Ne soffre il 95% dei manager. Lo psicoterapeuta: «La perdita di sonno, la mancanza di concentrazione e la costante sensazione che il tempo non sia mai abbastanza ci segnalano che qualcosa non va»
C’è chi prima di addormentarsi ha già pianificato tutti gli impegni del giorno seguente e, nel progettarli, percepisce pure la fretta di doverli portare a termine. Una sensazione di urgenza che di notte può togliere il sonno e di giorno provocare nervosismo, ansia e stress. Uno stato di irrequietezza che i cardiologi Meyer Friedman e Ray Rosenman hanno definito “hurry sickness”, letteralmente “malattia della fretta” (il termine è stato utilizzato per la prima volta nel libro “Type A Behavior And Your Heart”).

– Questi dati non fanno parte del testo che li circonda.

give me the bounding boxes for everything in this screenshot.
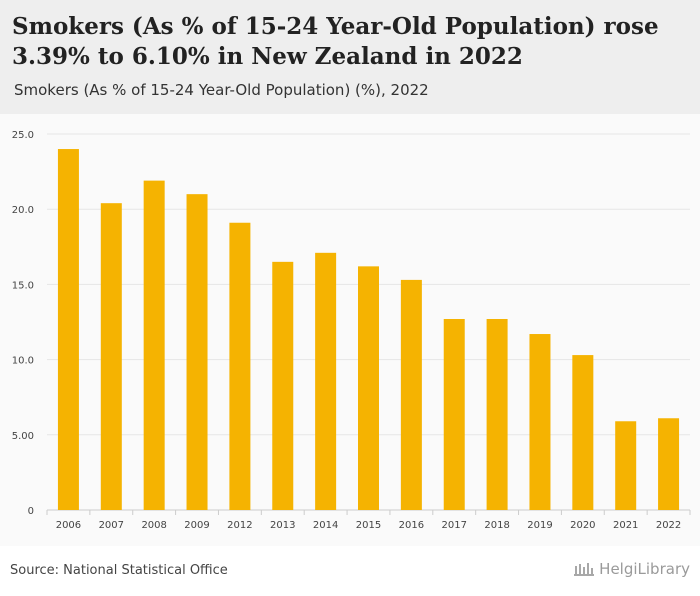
- y-tick-label: 15.0: [12, 280, 34, 291]
- x-tick-label: 2006: [56, 520, 81, 531]
- bar: [57, 149, 79, 510]
- x-tick-label: 2015: [356, 520, 381, 531]
- x-tick-label: 2018: [484, 520, 509, 531]
- x-tick-label: 2022: [656, 520, 681, 531]
- x-tick-label: 2020: [570, 520, 595, 531]
- bar: [529, 334, 551, 510]
- y-tick-label: 25.0: [12, 130, 34, 141]
- chart-title: Smokers (As % of 15-24 Year-Old Populati…: [12, 13, 659, 70]
- y-tick-label: 0: [28, 506, 34, 517]
- bar: [229, 222, 251, 510]
- bar: [443, 318, 465, 510]
- bar: [272, 261, 294, 510]
- source-note: Source: National Statistical Office: [10, 563, 228, 578]
- x-tick-label: 2016: [399, 520, 424, 531]
- bar: [400, 279, 422, 510]
- plot-area: 0 5.00 10.0 15.0 20.0 25.0 2006 2007 2008 2009 201…: [0, 114, 700, 546]
- bar: [572, 355, 594, 510]
- helgilibrary-logo: HelgiLibrary: [573, 560, 690, 578]
- bar: [315, 252, 337, 511]
- bar: [143, 180, 165, 510]
- bar: [100, 203, 122, 510]
- x-tick-label: 2013: [270, 520, 295, 531]
- y-tick-label: 5.00: [12, 431, 34, 442]
- bar: [358, 266, 379, 510]
- bar: [615, 421, 637, 510]
- logo-text: HelgiLibrary: [599, 560, 690, 578]
- bar-chart: 0 5.00 10.0 15.0 20.0 25.0 2006 2007 2008 2009 201…: [12, 130, 691, 531]
- x-tick-label: 2008: [141, 520, 166, 531]
- header-band: Smokers (As % of 15-24 Year-Old Populati…: [0, 0, 700, 114]
- x-tick-label: 2017: [442, 520, 467, 531]
- chart-subtitle: Smokers (As % of 15-24 Year-Old Populati…: [14, 81, 429, 99]
- x-tick-label: 2019: [527, 520, 552, 531]
- bar: [186, 194, 208, 510]
- bar: [658, 418, 680, 510]
- x-tick-label: 2007: [99, 520, 124, 531]
- y-tick-label: 20.0: [12, 205, 34, 216]
- bar: [486, 318, 508, 510]
- x-tick-label: 2021: [613, 520, 638, 531]
- y-tick-label: 10.0: [12, 356, 34, 367]
- x-tick-label: 2012: [227, 520, 252, 531]
- x-tick-label: 2009: [184, 520, 209, 531]
- x-tick-label: 2014: [313, 520, 338, 531]
- library-icon: [574, 563, 595, 576]
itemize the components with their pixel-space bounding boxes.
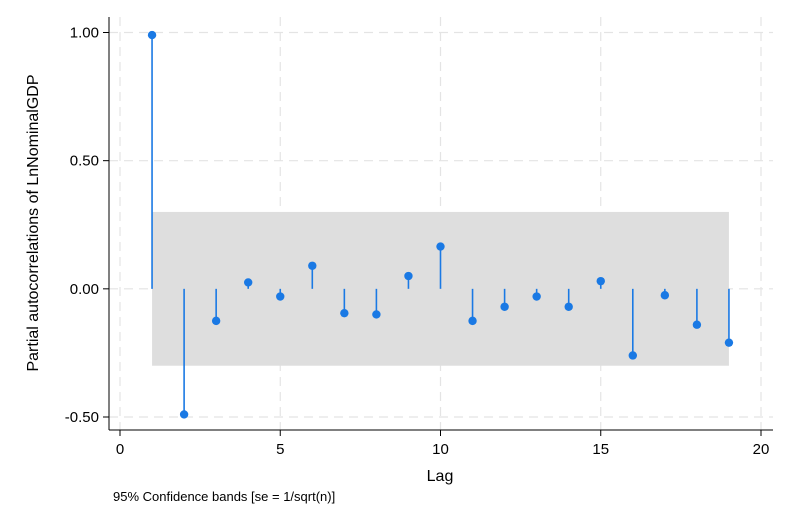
- y-axis-label: Partial autocorrelations of LnNominalGDP: [25, 74, 42, 371]
- ticks: 0 5 10 15 20 -0.50 0.00 0.50 1.00: [65, 25, 770, 459]
- data-point: [372, 310, 381, 319]
- data-point: [179, 410, 189, 419]
- x-tick-label: 10: [432, 441, 449, 458]
- data-point: [211, 316, 221, 326]
- data-point: [724, 338, 734, 347]
- x-tick-label: 20: [753, 441, 770, 458]
- x-axis-label: Lag: [427, 468, 454, 485]
- data-point: [500, 302, 509, 311]
- data-point: [404, 271, 413, 281]
- x-tick-label: 5: [276, 441, 284, 458]
- data-point: [596, 276, 605, 286]
- data-point: [564, 302, 573, 311]
- confidence-band-note: 95% Confidence bands [se = 1/sqrt(n)]: [113, 489, 336, 504]
- data-point: [692, 320, 702, 329]
- points: [147, 30, 734, 419]
- data-point: [628, 351, 637, 360]
- data-point: [532, 292, 541, 301]
- data-point: [244, 278, 253, 287]
- data-point: [308, 261, 317, 270]
- data-point: [276, 292, 285, 301]
- y-tick-label: -0.50: [65, 409, 99, 426]
- y-tick-label: 0.50: [70, 153, 99, 170]
- data-point: [340, 308, 349, 318]
- data-point: [468, 316, 477, 326]
- data-point: [660, 291, 670, 300]
- x-tick-label: 15: [592, 441, 609, 458]
- data-point: [436, 242, 445, 251]
- y-tick-label: 1.00: [70, 25, 99, 42]
- x-tick-label: 0: [116, 441, 124, 458]
- data-point: [147, 30, 157, 40]
- y-tick-label: 0.00: [70, 281, 99, 298]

Secondo gli specialisti si tratta di “un tentativo continuo e incessante di ottenere sempre più cose o partecipare ad un numero sempre più numeroso di eventi, nel minor tempo possibile”. Obiettivi quotidiani che indurrebbero a pensare, parlare ed agire velocemente.
Ma vivere tenendo tutto il giorno il piede premuto sull’acceleratore è patologico? «In sé l’hurry sickness non può essere definita una malattia – risponde Morris Orakian, psicologo e psicoterapeuta dell’Ordine degli Psicologi del Lazio -. Tuttavia, può essere correlata a possibili disturbi sottesi, appartenenti alla sfera psicologica o dell’umore. In casi più estremi, poi, può trasformarsi in una condotta patologica».
Il professor Richard Jolly della London Business School ha studiato il fenomeno scoprendo che i manager sono tra le categorie più colpite: il 95% soffre di questa condizione. «Partendo dal presupposto che ogni essere umano si adatta al contesto socio-culturale in cui vive, è inevitabile che in occidente, dove il miglioramento della performance sia lavorativa che sociale è all’ordine del giorno, siamo tutti più a rischio di “mal di fretta”», dice lo specialista.
L’essere multitasking è, di solito, il tratto distintivo dei soggetti affetti da hurry sickness: per loro è inconcepibile dover concentrarsi, anche solo per una volta, su un unico compito. E così, anche nei momenti di relax, provvederanno ad occuparsi di più faccende contemporaneamente.
Ma attenzione: «L’essere multitasking è solo un’illusione, un falso mito da sfatare – assicura lo psicoterapeuta -. La nostra mente è in grado di fare una cosa alla volta. Tanto che, compiendo più azioni contemporaneamente, a nessuna verrà dedicata la massima attenzione. Performance, efficacia ed efficienza aumenteranno al diminuire degli impegni simultanei».
Al di là della qualità dei risultati raggiunti, sono gli effetti collaterali nocivi sul benessere individuale a doverci mettere in allarme. «La perdita di sonno, la mancanza di concentrazione, la costante sensazione che il tempo non sia mai abbastanza, il dover continuamente rincorrere qualcosa, sono tutti segnali che il nostro corpo emette per comunicarci che qualcosa non va. Lo stress, soprattutto se cronico, può indebolire il nostro sistema immunitario e interferire sui livelli di energia, sulle prestazioni lavorative e sull’umore», spiega Morris Orakian.
Ma tenere sotto controllo il proprio “mal di fretta” è possibile. «Consiglio di sottoporsi ad una sorta di auto-checkup quotidiano o settimanale, attribuendo un paramento di valutazione (ad esempio da 0 a 10) alla sensazione di “non avere tempo da perdere in quella giornata che sta per iniziare”. Una descrizione quindi della propria percezione, dove lo zero sta per “nessun tempo” mentre il dieci per “tutto il tempo”. Questo esercizio poi andrebbe ripetuto all’inizio del pomeriggio. In questo modo, sarà più facile rendersi conto se i ritmi accelerati delle giornate stiano compromettendo lo stato di salute o se appaiono funzionali al proprio modo di essere».
«Se ci si accorge di aver aumentato troppo il passo sarà meglio rallentarlo: abbassare i ritmi non significa cancellare degli impegni o rinunciare a qualche obiettivo prefissato. Semplicemente, ci si dovrebbe concedere un tempo più lungo, anche di pochi minuti per cominciare, per portare a termine il proprio programma. È quello che chiamiamo “un piccolo disordine nell’ordine”. Quando la situazione apparirà troppo fuori dal nostro controllo, allora – conclude lo psicoterapeuta – sarà meglio rivolgersi ad uno specialista».